How to Use the Inputs

  1. Enter actual demand values separated by commas.
  2. Enter corresponding forecast values separated by commas.
  3. Ensure both lists have the same number of values.
  4. Review the average bias (positive = over-forecasting).
  5. Check the tracking signal against the ±4 threshold.
  6. If tracking signal exceeds ±4, investigate and recalibrate the forecast.
  7. Monitor monthly to catch drift early.
Formula used
Bias = Σ(Forecast_i − Actual_i) / n Cumulative Error (CFE) = Σ(Forecast_i − Actual_i) MAD = Σ|Actual_i − Forecast_i| / n Tracking Signal = CFE / MAD Tracking signal outside ±4 indicates a biased, out-of-control forecast.

Example Calculation

Result: Bias = +7.5; Tracking Signal = +3.0

Errors: +10, +5, +5, +10 = CFE of +30. Average bias = 30/4 = +7.5 (over-forecasting). Absolute deviations: 10, 5, 5, 10 → MAD = 7.5. Tracking Signal = 30/7.5 = 4.0. At the ±4 threshold, this signals a bias problem.

Tips & Best Practices

  • A tracking signal between -4 and +4 is generally acceptable; beyond this range, the forecast needs adjustment.
  • Positive bias (over-forecasting) leads to excess inventory; negative bias leads to stockouts.
  • Check bias by product family — aggregate bias may hide offsetting errors within groups.
  • Bias can creep in gradually; track monthly to catch slow drift.
  • Bias is common after demand pattern changes (new products, lost customers, seasonal shifts).
  • Combine bias analysis with MAPE and MAD for a complete forecast health assessment.

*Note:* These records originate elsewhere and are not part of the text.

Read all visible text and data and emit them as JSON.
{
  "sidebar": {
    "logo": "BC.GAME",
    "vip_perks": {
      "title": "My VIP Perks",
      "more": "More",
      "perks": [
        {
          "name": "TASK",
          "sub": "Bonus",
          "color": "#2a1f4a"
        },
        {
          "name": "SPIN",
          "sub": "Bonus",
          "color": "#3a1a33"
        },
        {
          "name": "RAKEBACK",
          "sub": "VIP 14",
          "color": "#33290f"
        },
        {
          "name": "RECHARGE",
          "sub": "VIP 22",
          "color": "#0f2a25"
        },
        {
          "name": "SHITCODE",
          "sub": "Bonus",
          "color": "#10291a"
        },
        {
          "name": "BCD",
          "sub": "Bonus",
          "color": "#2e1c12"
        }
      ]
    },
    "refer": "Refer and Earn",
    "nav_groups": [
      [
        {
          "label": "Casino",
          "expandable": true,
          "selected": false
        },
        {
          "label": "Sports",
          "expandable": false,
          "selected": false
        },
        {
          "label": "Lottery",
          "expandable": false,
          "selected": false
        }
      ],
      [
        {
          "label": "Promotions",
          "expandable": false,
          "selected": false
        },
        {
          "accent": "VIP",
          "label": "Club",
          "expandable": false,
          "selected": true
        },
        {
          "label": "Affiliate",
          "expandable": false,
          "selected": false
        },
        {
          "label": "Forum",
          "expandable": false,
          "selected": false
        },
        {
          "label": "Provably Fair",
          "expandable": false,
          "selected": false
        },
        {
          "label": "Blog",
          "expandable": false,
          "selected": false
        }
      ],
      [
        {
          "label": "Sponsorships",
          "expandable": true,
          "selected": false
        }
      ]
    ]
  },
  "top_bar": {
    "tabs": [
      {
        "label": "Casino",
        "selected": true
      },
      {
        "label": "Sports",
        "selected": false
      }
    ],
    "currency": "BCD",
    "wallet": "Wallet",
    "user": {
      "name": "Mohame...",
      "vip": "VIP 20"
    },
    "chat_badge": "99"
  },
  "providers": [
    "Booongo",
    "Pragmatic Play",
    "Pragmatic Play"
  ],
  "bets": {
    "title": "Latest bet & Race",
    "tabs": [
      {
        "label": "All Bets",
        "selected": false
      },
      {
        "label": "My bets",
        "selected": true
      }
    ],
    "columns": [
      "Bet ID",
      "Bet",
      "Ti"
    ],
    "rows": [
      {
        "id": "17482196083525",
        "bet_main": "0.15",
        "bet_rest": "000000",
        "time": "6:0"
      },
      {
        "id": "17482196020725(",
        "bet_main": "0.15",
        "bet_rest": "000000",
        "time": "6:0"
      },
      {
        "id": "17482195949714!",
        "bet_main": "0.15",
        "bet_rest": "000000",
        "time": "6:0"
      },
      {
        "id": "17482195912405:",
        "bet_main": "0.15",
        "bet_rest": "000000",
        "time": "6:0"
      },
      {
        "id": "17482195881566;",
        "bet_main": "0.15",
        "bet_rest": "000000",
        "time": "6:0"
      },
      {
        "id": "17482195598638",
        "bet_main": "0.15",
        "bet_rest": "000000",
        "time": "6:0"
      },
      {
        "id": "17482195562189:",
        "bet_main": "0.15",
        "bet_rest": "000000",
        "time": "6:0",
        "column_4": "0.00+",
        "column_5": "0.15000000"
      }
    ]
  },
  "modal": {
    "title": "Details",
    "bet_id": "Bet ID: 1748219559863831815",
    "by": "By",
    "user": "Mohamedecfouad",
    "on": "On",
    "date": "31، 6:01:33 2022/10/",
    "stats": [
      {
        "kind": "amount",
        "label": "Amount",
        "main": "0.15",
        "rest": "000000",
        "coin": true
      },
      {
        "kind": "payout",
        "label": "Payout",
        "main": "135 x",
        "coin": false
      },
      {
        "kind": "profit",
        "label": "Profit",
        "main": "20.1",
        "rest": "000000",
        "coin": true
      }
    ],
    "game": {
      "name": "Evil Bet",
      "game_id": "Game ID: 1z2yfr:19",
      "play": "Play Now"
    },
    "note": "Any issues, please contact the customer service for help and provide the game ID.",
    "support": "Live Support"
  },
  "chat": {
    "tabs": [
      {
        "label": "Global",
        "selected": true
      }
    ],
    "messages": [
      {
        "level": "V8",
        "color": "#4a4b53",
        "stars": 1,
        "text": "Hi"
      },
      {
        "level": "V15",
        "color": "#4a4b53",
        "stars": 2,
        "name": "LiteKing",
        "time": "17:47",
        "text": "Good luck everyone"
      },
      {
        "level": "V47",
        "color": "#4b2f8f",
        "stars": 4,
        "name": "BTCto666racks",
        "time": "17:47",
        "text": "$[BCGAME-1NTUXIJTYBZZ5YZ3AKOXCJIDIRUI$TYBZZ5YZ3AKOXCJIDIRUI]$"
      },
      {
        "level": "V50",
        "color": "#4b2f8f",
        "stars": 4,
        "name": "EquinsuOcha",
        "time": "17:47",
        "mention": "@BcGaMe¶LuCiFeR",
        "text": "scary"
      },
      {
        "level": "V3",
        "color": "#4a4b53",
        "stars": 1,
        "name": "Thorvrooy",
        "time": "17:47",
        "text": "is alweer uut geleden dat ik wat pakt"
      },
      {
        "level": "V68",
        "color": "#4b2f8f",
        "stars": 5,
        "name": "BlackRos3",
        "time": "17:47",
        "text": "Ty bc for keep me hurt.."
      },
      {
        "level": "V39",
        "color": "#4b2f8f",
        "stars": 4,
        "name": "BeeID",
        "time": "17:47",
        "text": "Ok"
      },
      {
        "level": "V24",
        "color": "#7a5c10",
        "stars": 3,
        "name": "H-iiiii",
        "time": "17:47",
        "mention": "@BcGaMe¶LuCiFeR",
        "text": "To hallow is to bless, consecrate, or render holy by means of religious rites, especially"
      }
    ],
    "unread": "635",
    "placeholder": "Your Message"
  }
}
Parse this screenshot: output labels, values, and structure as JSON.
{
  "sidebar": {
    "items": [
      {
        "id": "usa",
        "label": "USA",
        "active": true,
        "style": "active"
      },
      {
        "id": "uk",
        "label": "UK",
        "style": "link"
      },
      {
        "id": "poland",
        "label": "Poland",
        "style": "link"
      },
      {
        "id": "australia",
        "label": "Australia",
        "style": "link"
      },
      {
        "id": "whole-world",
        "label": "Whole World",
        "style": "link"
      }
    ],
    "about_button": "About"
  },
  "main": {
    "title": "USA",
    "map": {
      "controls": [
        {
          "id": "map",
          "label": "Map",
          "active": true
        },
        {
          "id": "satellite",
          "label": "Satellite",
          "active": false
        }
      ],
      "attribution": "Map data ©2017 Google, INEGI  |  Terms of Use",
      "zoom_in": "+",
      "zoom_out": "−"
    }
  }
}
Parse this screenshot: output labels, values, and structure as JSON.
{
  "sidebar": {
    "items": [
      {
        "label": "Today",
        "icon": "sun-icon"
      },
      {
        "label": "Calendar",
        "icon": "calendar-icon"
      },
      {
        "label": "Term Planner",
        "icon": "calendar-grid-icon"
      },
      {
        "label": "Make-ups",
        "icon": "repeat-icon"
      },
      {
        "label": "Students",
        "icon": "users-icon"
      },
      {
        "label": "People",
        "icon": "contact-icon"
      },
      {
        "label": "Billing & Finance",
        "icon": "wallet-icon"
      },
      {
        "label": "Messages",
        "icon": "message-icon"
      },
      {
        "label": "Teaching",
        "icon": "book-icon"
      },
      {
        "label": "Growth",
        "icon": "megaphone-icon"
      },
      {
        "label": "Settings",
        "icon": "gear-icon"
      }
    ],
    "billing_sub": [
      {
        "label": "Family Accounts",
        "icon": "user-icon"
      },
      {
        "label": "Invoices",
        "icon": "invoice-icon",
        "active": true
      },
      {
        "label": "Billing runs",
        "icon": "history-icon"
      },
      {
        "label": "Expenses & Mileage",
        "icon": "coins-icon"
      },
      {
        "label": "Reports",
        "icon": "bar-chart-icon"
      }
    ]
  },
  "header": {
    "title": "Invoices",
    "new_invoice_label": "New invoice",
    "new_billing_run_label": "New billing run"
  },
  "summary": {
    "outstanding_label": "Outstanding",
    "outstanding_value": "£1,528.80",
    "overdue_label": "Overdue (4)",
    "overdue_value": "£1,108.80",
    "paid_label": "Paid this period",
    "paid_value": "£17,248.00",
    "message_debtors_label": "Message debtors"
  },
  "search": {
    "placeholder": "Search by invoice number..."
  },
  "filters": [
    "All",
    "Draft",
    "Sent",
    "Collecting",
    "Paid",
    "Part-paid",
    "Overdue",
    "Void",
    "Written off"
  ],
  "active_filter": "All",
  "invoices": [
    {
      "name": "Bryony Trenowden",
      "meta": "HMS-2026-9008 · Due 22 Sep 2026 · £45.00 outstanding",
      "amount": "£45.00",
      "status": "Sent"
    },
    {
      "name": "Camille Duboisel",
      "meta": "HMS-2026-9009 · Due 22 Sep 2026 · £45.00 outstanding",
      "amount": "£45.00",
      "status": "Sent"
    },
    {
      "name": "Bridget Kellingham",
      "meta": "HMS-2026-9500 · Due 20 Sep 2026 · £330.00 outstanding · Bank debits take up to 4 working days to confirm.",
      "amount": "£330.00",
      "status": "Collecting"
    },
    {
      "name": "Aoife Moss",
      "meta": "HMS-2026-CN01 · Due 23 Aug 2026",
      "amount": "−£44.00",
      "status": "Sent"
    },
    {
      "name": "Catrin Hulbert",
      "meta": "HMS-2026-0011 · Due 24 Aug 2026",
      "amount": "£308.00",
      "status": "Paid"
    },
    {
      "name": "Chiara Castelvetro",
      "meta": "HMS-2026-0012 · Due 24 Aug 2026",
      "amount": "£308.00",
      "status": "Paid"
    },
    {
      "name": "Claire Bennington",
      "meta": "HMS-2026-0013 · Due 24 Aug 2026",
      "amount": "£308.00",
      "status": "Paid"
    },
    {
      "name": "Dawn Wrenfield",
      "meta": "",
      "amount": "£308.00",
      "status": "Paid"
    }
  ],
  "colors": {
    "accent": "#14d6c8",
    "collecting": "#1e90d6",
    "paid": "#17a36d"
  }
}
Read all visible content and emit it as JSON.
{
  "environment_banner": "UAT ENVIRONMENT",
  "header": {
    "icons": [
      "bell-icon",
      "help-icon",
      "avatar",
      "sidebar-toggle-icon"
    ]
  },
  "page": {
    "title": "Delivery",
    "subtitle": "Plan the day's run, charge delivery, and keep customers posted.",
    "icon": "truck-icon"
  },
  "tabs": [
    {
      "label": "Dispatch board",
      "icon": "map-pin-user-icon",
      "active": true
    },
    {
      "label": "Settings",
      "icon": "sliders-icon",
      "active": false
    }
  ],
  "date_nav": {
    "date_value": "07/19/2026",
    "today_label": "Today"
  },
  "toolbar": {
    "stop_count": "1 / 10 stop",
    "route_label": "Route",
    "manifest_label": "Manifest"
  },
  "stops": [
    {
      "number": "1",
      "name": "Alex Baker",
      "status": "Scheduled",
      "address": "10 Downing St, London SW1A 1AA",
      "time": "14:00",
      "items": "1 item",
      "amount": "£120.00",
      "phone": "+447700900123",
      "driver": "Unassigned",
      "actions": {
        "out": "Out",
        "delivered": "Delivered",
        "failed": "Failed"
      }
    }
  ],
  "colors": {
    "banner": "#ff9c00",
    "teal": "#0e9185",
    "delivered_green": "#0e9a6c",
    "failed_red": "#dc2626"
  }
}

Bias as a Forecast Control Mechanism

The tracking signal functions like a statistical process control chart for forecasting. Just as a manufacturing control chart triggers investigation when measurements drift outside limits, the tracking signal triggers forecast recalibration when cumulative error exceeds a threshold. This systematic approach prevents the gradual drift that plagues many forecasting processes.

Root Causes of Persistent Bias

Organizational bias is surprisingly common. Sales teams may inflate forecasts to secure inventory allocation. Marketing may underestimate cannibalization from new products. Finance may apply optimistic growth assumptions. Separating statistical forecasts from judgment overlays and tracking bias for each component can reveal where corrections are needed.

Correcting Forecast Bias

Once bias is detected, corrective actions include: adjusting the smoothing constant in exponential smoothing, adding a bias correction factor to the forecast, re-estimating model parameters with recent data, or switching to a different forecasting method entirely. The tracking signal provides the objective trigger for these interventions.

Sources & Methodology

Last updated:

Frequently Asked Questions

  • Positive bias means the forecast is systematically higher than actual demand (over-forecasting). This leads to excess inventory, higher carrying costs, and potential write-offs for perishable or obsolescence-prone items.